Le principali cause della malattia delle piante e relativa diagnosi.

L’infettività è inerente alla capacità del patogeno di riprodursi e stabilire rapporti simbiotici col suscetto.

Malattie Infettive: vere e proprie sono quelle parassitarie i cui agenti patogeni sono virus , batteri , fitoplasmi e funghi e raramente anche protozoi, alghe, fanerogame, nematodi, artropodi fitomizi.

Malattie Non Infettive: causate da organismi responsabili di allelopatie e da agenti abiotici come quelli atmosferici come vento, grandine, neve, fulmini, l’anormale illuminazione, stress termici, idrici, carenze ed eccessi minerali, inquinanti, ferite.

Eziologia: studio delle cause delle malattie

Diagnosi: come identificazione della malattia utile per la scelta di adeguate misure di lotta e cura.

Accertamenti diagnostici:

  1. identificazione del suscetto e studio delle resistenze genetiche da esso possedute
  2. localizzazione della malattia sulla pianta e la sua incidenza
  3. tener conto dell’ambiente di coltivazione come il suolo e dell’incidenza della malattia in relazione a cambiamenti climatici
  4. tracciare un quadro delle operazioni agronomiche adottate come rotazioni, semina e trapianto , dosi di concimazione e irrigazione
  5. descrizione dei sintomi e dei segni sulla pianta sia esterni che interni
  6. raccolta di campioni per verifiche al microscopio

Accertamenti diagnostici tramite marcatori biochimici:

Sierodiagnosi
Reazione tra parti o prodotti dell’ospite e i relativi anticorpi; metodo poco costoso e richiedente poco spazio.
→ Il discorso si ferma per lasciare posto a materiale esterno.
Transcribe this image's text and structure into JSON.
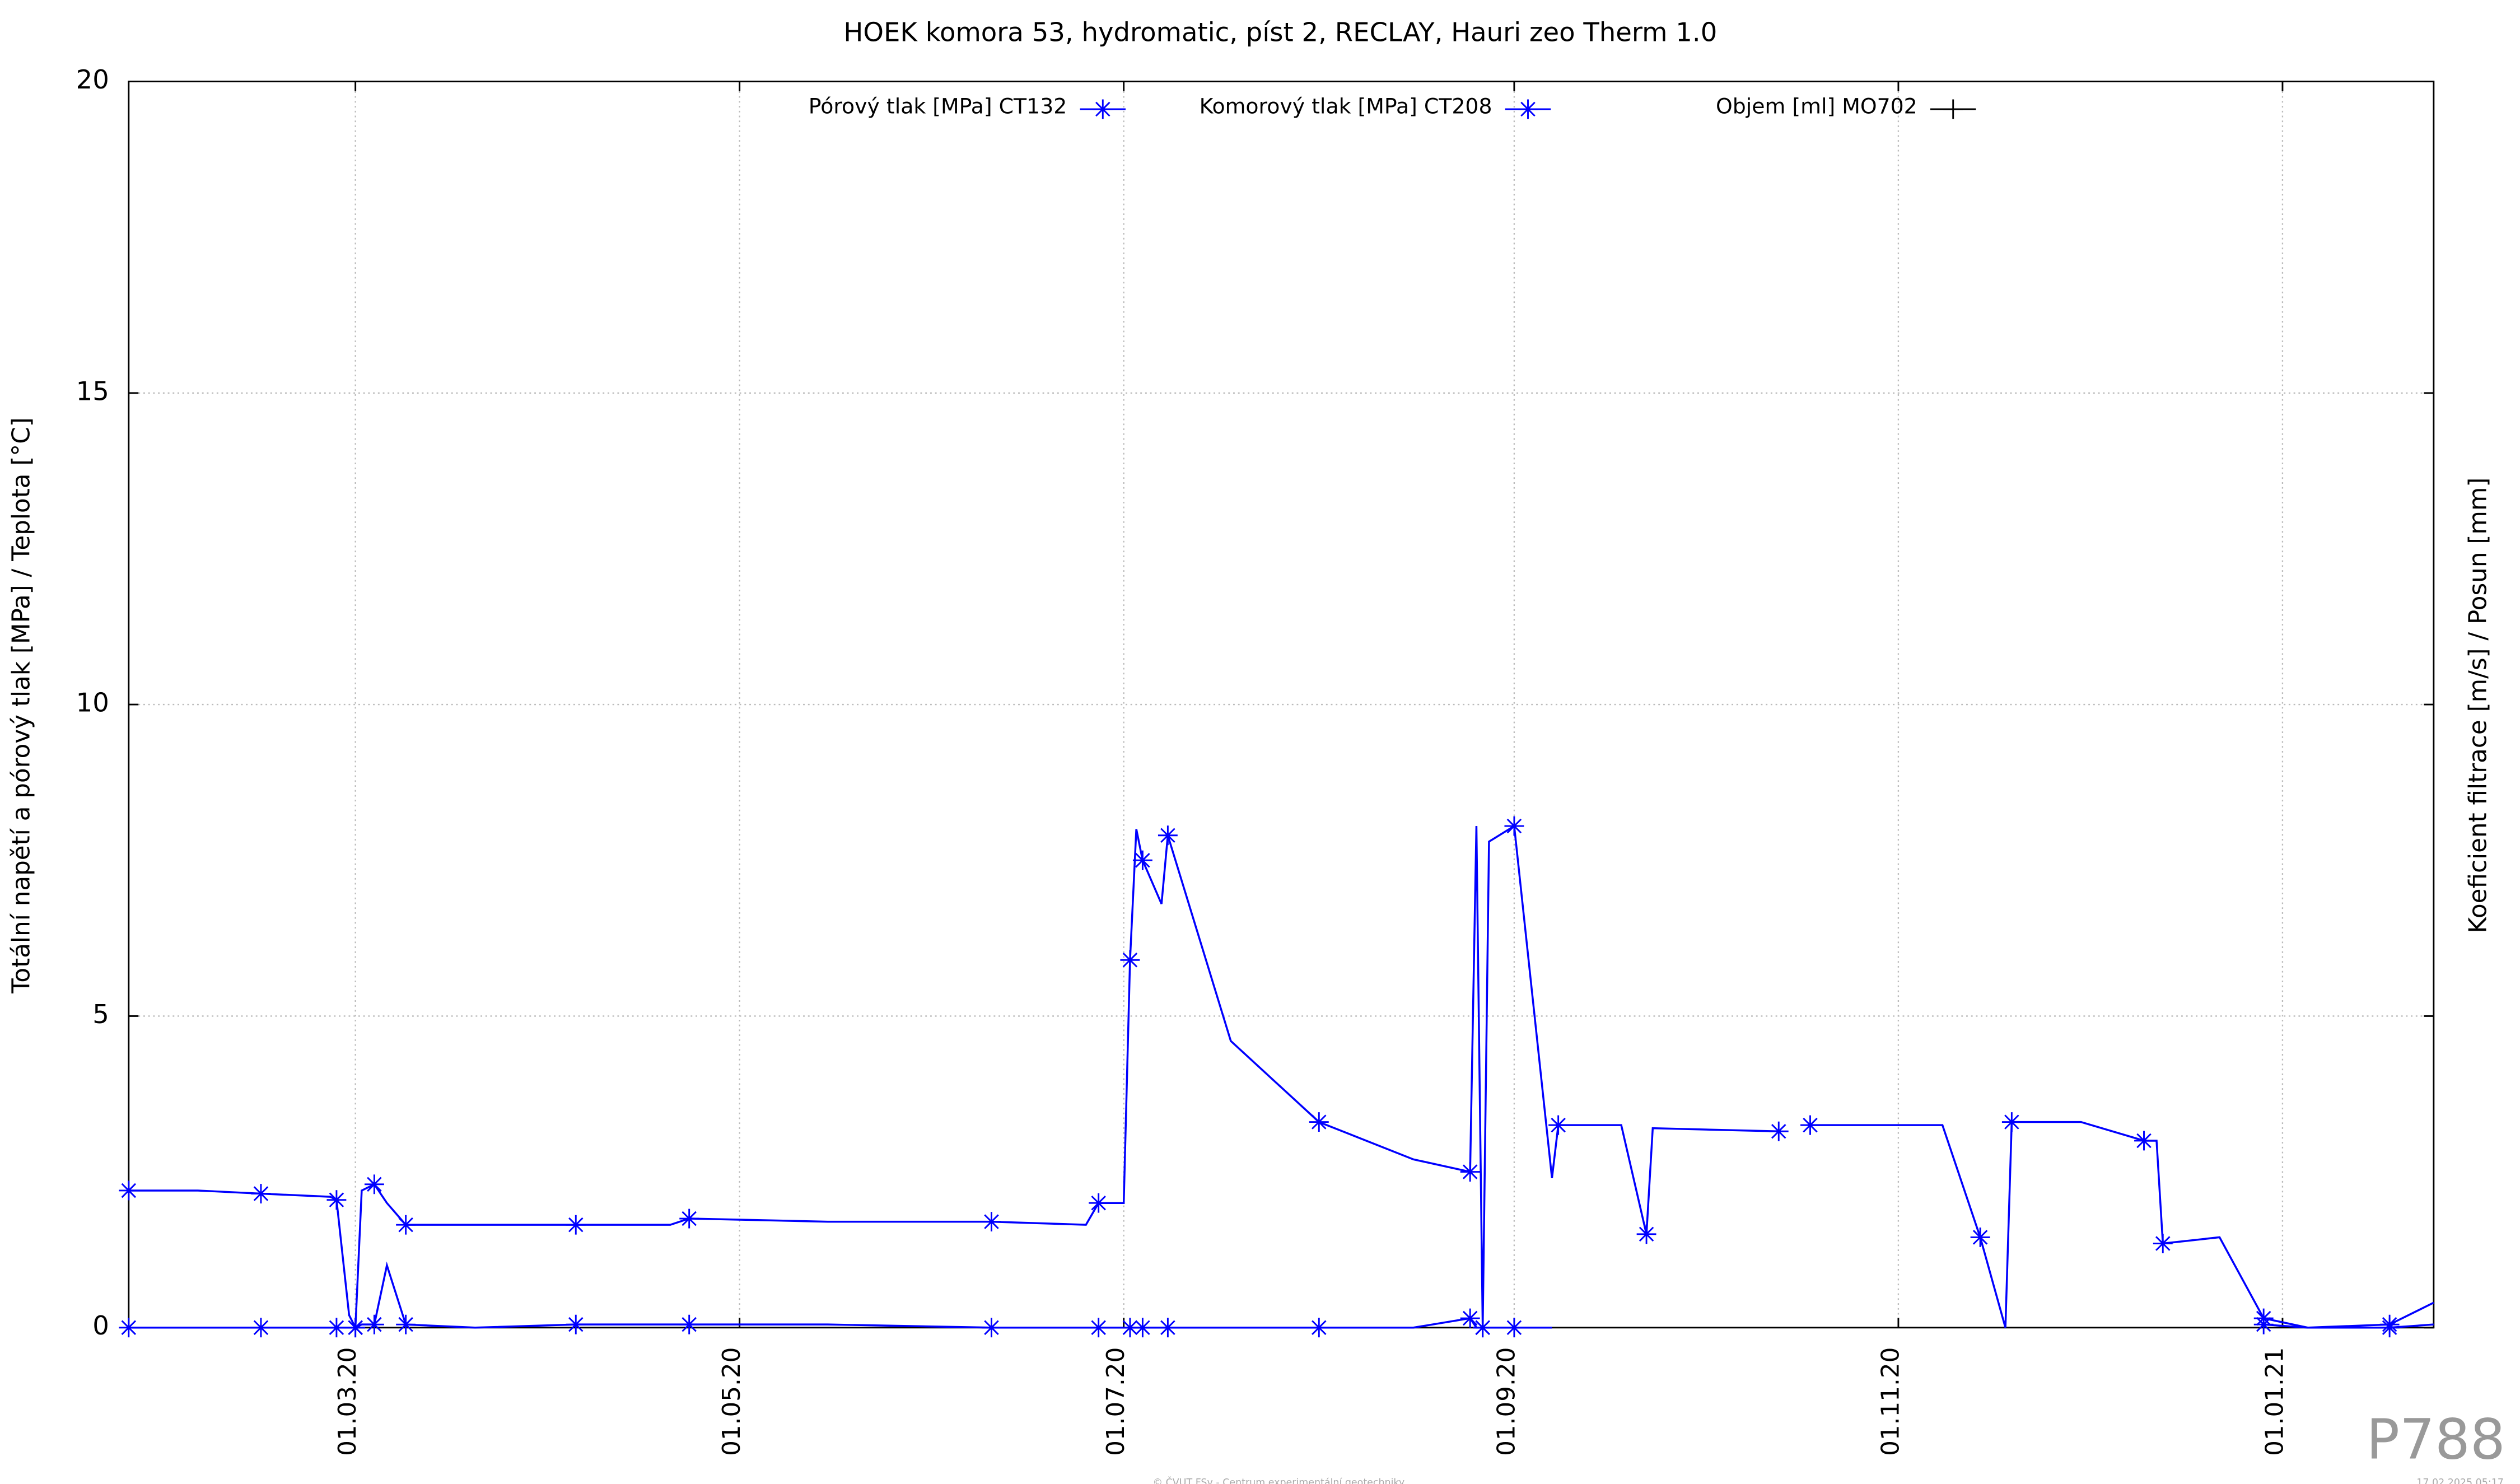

Ha però lo svantaggio della difficoltà di produrre antisieri di buona qualità e una sensibilità minore a quella di altri metodi come quello biologico o molecolare.
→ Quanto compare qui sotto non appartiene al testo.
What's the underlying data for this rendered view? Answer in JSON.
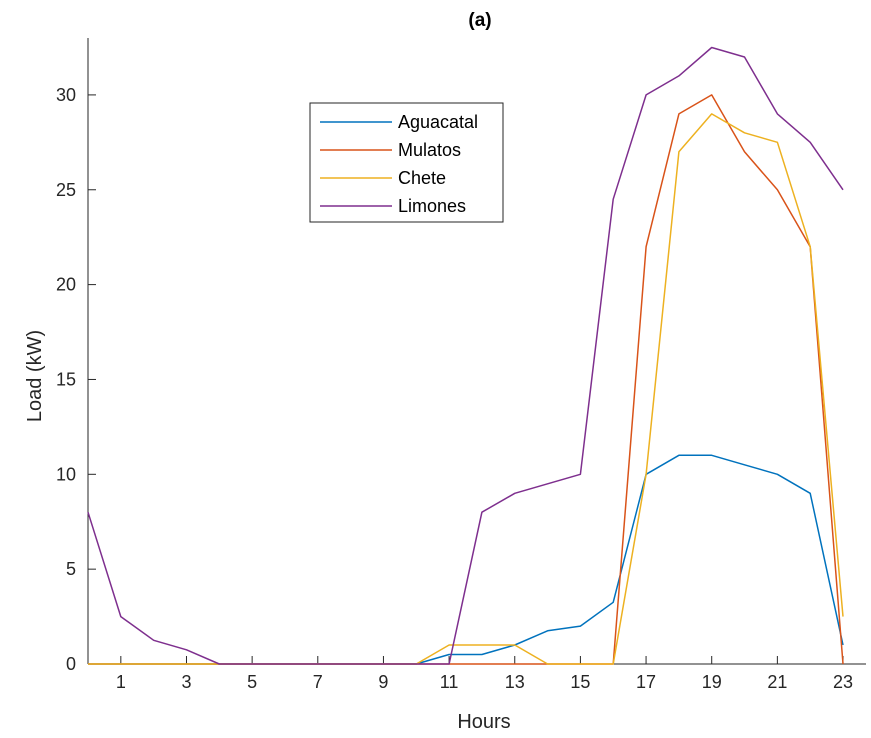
{
  "chart_data": {
    "type": "line",
    "title": "(a)",
    "xlabel": "Hours",
    "ylabel": "Load (kW)",
    "xlim": [
      0,
      23.7
    ],
    "ylim": [
      0,
      33
    ],
    "xticks": [
      1,
      3,
      5,
      7,
      9,
      11,
      13,
      15,
      17,
      19,
      21,
      23
    ],
    "yticks": [
      0,
      5,
      10,
      15,
      20,
      25,
      30
    ],
    "grid": false,
    "legend_position": "upper-center",
    "x": [
      0,
      1,
      2,
      3,
      4,
      5,
      6,
      7,
      8,
      9,
      10,
      11,
      12,
      13,
      14,
      15,
      16,
      17,
      18,
      19,
      20,
      21,
      22,
      23
    ],
    "series": [
      {
        "name": "Aguacatal",
        "color": "#0072BD",
        "values": [
          0,
          0,
          0,
          0,
          0,
          0,
          0,
          0,
          0,
          0,
          0,
          0.5,
          0.5,
          1,
          1.75,
          2,
          3.25,
          10,
          11,
          11,
          10.5,
          10,
          9,
          1
        ]
      },
      {
        "name": "Mulatos",
        "color": "#D95319",
        "values": [
          0,
          0,
          0,
          0,
          0,
          0,
          0,
          0,
          0,
          0,
          0,
          0,
          0,
          0,
          0,
          0,
          0,
          22,
          29,
          30,
          27,
          25,
          22,
          0
        ]
      },
      {
        "name": "Chete",
        "color": "#EDB120",
        "values": [
          0,
          0,
          0,
          0,
          0,
          0,
          0,
          0,
          0,
          0,
          0,
          1,
          1,
          1,
          0,
          0,
          0,
          10,
          27,
          29,
          28,
          27.5,
          22,
          2.5
        ]
      },
      {
        "name": "Limones",
        "color": "#7E2F8E",
        "values": [
          8,
          2.5,
          1.25,
          0.75,
          0,
          0,
          0,
          0,
          0,
          0,
          0,
          0,
          8,
          9,
          9.5,
          10,
          24.5,
          30,
          31,
          32.5,
          32,
          29,
          27.5,
          25
        ]
      }
    ]
  }
}
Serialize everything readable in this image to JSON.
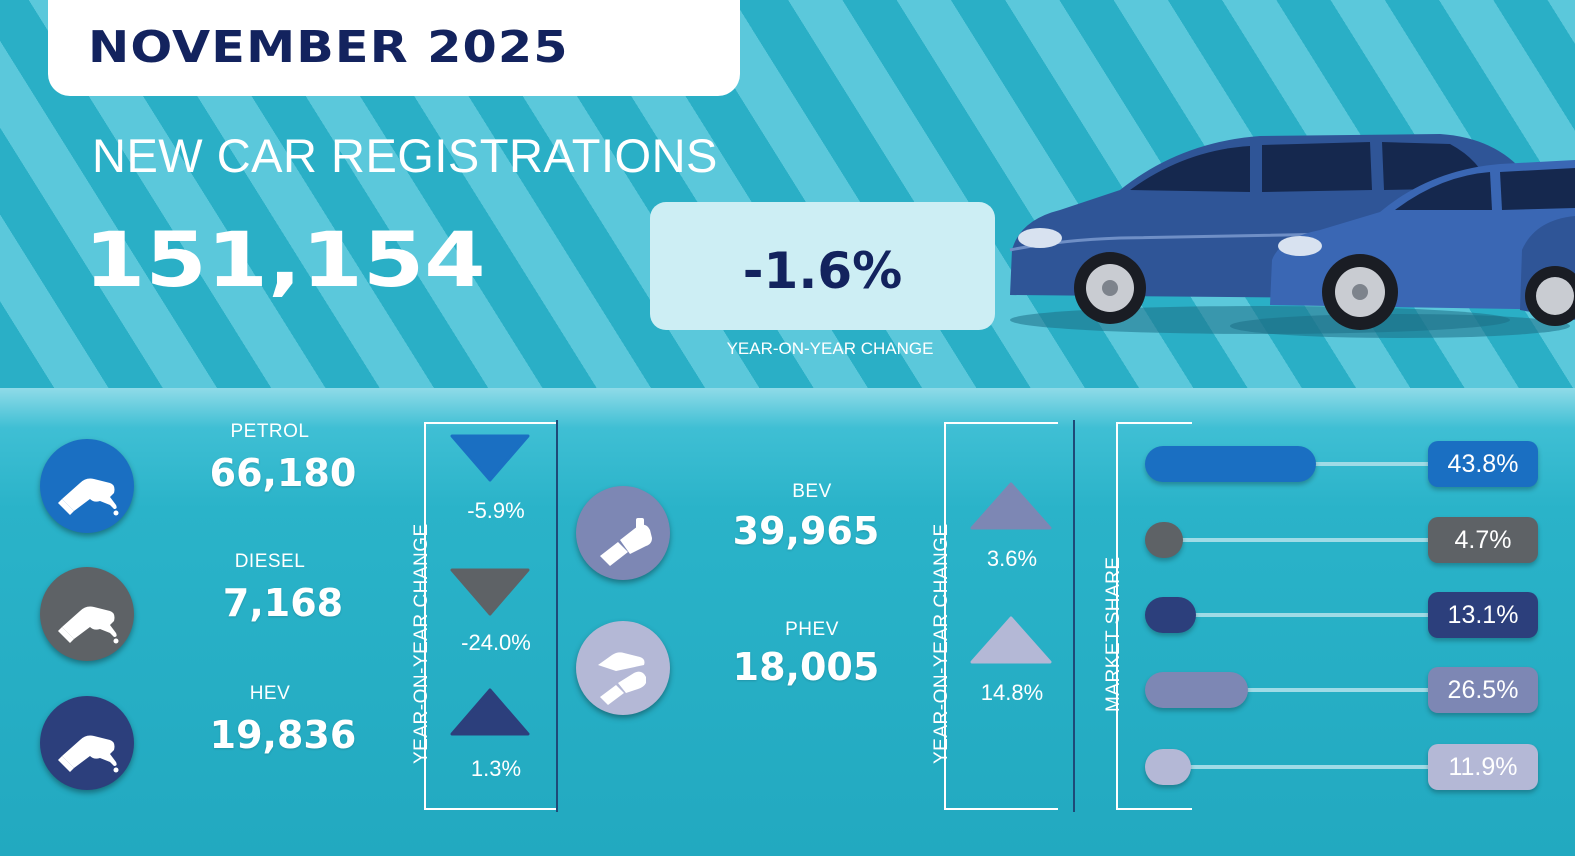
{
  "header": {
    "month": "NOVEMBER 2025",
    "title": "NEW CAR REGISTRATIONS",
    "total": "151,154",
    "yoy_value": "-1.6%",
    "yoy_label": "YEAR-ON-YEAR CHANGE"
  },
  "fuels_left": [
    {
      "name": "PETROL",
      "value": "66,180",
      "change": "-5.9%",
      "direction": "down",
      "color": "#1a6fc2",
      "icon": "fuel-pump-icon"
    },
    {
      "name": "DIESEL",
      "value": "7,168",
      "change": "-24.0%",
      "direction": "down",
      "color": "#5e6266",
      "icon": "fuel-pump-icon"
    },
    {
      "name": "HEV",
      "value": "19,836",
      "change": "1.3%",
      "direction": "up",
      "color": "#2c3f7c",
      "icon": "fuel-pump-icon"
    }
  ],
  "fuels_right": [
    {
      "name": "BEV",
      "value": "39,965",
      "change": "3.6%",
      "direction": "up",
      "color": "#7d87b4",
      "icon": "ev-charger-icon"
    },
    {
      "name": "PHEV",
      "value": "18,005",
      "change": "14.8%",
      "direction": "up",
      "color": "#b4b8d6",
      "icon": "ev-charger-and-pump-icon"
    }
  ],
  "yoy_axis_label": "YEAR-ON-YEAR CHANGE",
  "market_share": {
    "label": "MARKET SHARE",
    "items": [
      {
        "value": "43.8%",
        "share": 43.8,
        "color": "#1a6fc2"
      },
      {
        "value": "4.7%",
        "share": 4.7,
        "color": "#5e6266"
      },
      {
        "value": "13.1%",
        "share": 13.1,
        "color": "#2c3f7c"
      },
      {
        "value": "26.5%",
        "share": 26.5,
        "color": "#7d87b4"
      },
      {
        "value": "11.9%",
        "share": 11.9,
        "color": "#b4b8d6"
      }
    ]
  }
}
Gli anticorpi (detti anche immunoglobuline) vengono prodotti contro particolari zone della superficie del patogeno , detti Epitopi, (che fungono da Antigene) o Determinanti Antigenici che possono essere anche centinaia su un virus, fungo o batterio.

Gli Antigeni (generatori di anticorpi) sono molecole o virus o microrganismi che provocano la formazione di anticorpi.

Ottimi antigeni sono le proteine; un epitopo può essere costituito anche da 5 aminoacidi che fungono da antigeni, ma anche da acidi nucleici o polisaccaridi che possono far produrre anticorpi ma in modo meno specifico.

La specificità è una qualità molto importante negli anticorpi, essi infatti reagiscono soltanto con gli epitopi che ne hanno provocato la formazione.
Antigene Omologo rispetto ad un antisiero (farmaco costituito da immunoglobuline) è detto l’antigene che ha provocato la formazione dell’antisiero stesso e che possiede epitopi che reagiscono tutti bene con gli anticorpi di quell’antisiero.
Antigene Eterologo è detto l’antigene che ne contiene solo una parte o solo di simili.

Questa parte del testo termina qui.